I can go into great detail and carefully explain why MAINSTREAM contemporary ideas in math for vision, audition and language are completely wrong, and have been wrong for 50 years. What is the right model? Like I mentioned before, the right ideas are emerging, neural networks will dominate, just not DL.
> deriving the mathematical laws that govern what you see
Fitting a model.
> Your neural network doesn't tell you what features make songs distinct
It literally learns better features that you could ever come up with by hand. This is why CNNs do better in computer vision that hand engineered filters.
> I guarantee you they'd do a better job, and their models would work on a commadore64, with real time training.
LOL if you think that a room full of people can listen to TBs of audio data, decide what mathematical functions when combined together are better descriptors of that data than a DL model learning its features.
You don't have the slightest clue what you're talking about.
This is a No True Scotsman. Actual mathematicians did work on this problem, training the neural network to achieve it's target task of identifying songs using minimal power and storage consumption - which works.
> Deep learning and machine learning don’t work. Quantitative math will always prevail, as it always has.
What do you think machine learning is, if not “quantitative math”? Deep learning is just linear algebra and calculus, and things like random forests are even simpler mathematically.
Machine learning is glorified curve fitting. DL isn't even mathematically sound, back propagation has no proof of convergence. Quantitative math is about extracting natural laws, and mapping them to mathematical structures. You could use DL to predict planetary motion, and get pretty good at it. But this isn't a quantitative understanding of the world. You didn't learn anything. Physics in contrast has the laws of motion and gravitation. You can directly model arbitrary planets. Moreover, you can model arbitrary rigid bodies, from cars to space shuttles. Your ML, DL random forrest etc. all use math, sure. But so did the Keplarian models of motion. You aren't qualitatively deducing math that governs the world, but forcing an arbitrarily chosen mathematical structure to your data.
If we’re throwing out anything that doesn’t have a proof of convergence as “not mathematically sound,” you can kiss fluid mechanics goodbye, as well as lots of other subfields of physics that rely on partial differential equations.
>you do realize that NN/AI is totally state of the art for many tasks?
Being state of the art doesn't imply that these things will solve these problems. In ML terms, how do you know that NN/AI isn't a local maxima that we need to jump out of? All NLP systems are joke. Sure replace Watson with DL, might perform better on Jeopardy. But in real conversations? Forget it.

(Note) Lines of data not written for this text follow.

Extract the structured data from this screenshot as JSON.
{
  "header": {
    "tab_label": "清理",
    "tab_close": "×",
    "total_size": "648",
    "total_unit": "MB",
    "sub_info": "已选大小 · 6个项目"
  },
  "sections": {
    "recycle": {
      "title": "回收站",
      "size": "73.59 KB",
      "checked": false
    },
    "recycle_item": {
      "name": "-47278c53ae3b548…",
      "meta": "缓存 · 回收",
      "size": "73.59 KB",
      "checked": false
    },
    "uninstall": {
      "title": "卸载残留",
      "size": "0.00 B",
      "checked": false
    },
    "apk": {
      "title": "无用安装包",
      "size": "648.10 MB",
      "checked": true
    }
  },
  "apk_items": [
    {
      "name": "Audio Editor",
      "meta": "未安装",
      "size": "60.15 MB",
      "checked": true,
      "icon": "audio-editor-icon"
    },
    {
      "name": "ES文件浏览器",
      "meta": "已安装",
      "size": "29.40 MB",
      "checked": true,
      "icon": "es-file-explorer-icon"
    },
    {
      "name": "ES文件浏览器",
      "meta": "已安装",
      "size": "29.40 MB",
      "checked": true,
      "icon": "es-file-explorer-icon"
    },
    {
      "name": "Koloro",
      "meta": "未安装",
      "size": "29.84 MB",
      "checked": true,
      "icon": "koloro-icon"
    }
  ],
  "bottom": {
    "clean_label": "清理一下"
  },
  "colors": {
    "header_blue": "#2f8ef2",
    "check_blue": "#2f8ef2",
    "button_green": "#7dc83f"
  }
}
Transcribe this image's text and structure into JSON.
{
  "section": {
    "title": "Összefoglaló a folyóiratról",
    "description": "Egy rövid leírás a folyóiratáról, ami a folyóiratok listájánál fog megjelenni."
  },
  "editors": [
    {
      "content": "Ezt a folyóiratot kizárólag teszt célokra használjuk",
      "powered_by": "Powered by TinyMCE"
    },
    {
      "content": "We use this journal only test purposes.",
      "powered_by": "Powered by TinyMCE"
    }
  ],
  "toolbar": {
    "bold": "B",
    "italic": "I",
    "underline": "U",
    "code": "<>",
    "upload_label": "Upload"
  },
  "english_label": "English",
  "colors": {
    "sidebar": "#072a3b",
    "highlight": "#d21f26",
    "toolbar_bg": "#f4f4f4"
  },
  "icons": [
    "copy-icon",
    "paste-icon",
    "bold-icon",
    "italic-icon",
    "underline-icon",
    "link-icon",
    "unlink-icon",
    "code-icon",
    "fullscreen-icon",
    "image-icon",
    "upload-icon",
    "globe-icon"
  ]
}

I wouldn't bet on these things. NN will win, but not the back propagation, ReLu, sigmoid or whatever pseudo science that is the current buzzword. There is 50 years worth of understanding in actual neuroscience and cognitive modelling that no one has paid attention to, and new design principles are emerging that will influence mathematics.
Because DL isn't great at NLP (and may never solve "real conversations" aka AGI), it's worthless?
It's the best performing tool we have for NLP, image recognition, etc. Is it a local maxima? Probably. But it's out there solving real problems nonetheless. We'll capture all the gains we can and then move on after.
"Being state of the art doesn't imply that these things will solve these problems. "
I suggest you are misinformed about the state of AI.
AI is currently ahead of all other approaches in many fields.
It's lead to quite a number of practical advances and breakthroughs.
The 'best examples' are those that I described, but there are many more.
Your comments indicate I think some ignorance on the issue - I think I see the point you are trying to make but I also submit that you're not aware of what AI is doing today.
'Self driving cars' would be impossible without AI today, for example. The vision systems depend on AI it's a breakthrough without which we simply wouldn't have the tech.
What if I don't care about general intelligence? Honestly it sounds more like a burden than a benefit. A local maxima might actually be exactly the type of solution that I need, especially in cases where no satisfying solution currently exists.
I agree that DL/ML is destined to fail in domains like this but can you expand on this reasoning? What exactly do you mean by "quantitative math" (I haven't heard this phrase used in this way before)? And what were the equivalents of DL/ML for physics before calculus?
Quantitative math might be the wrong word, maybe applied math? In quantitative finance, you make quantitative models about the world, and build math that realize those assumptions and understanding. A simple example: options are a great financial trading instrument that you can model mathematically, the simplest being the Black-Scholes model. You can imply things like volatility of the stock price based on the price of the option to get a better understanding of what a risk neutral market is thinking, and compare that to the actual market distribution.
>And what were the equivalents of DL/ML for physics before calculus?
This is a good question. Before Newtonian calculus, and the laws of gravitation, people were building very complicated conic models (ie. eclipses, parabolas etc.) to get better and better prediction of planetary motion. A lot of parametric math came out of this, with many sophisticated models getting better and better, giving these astronomers an illusion of progress. However, Newton's insight was that motion is connected to mass, and this insight was the basis of how to derive the laws of motion, which gave us the laws of gravitation (F = (Gm1m2/r^2)). This insight eliminated the previous Keplarian models of motion, because you were now able to predict the motion of arbitrary rigid bodies using very simple math (we teach this in highschool). Ofcourse, Newtonian motion has its limitations that's why we have quantum physics and Einstien's relativity theory. But for practical technological applications, Newtonian physics on its own gets you incredibly far.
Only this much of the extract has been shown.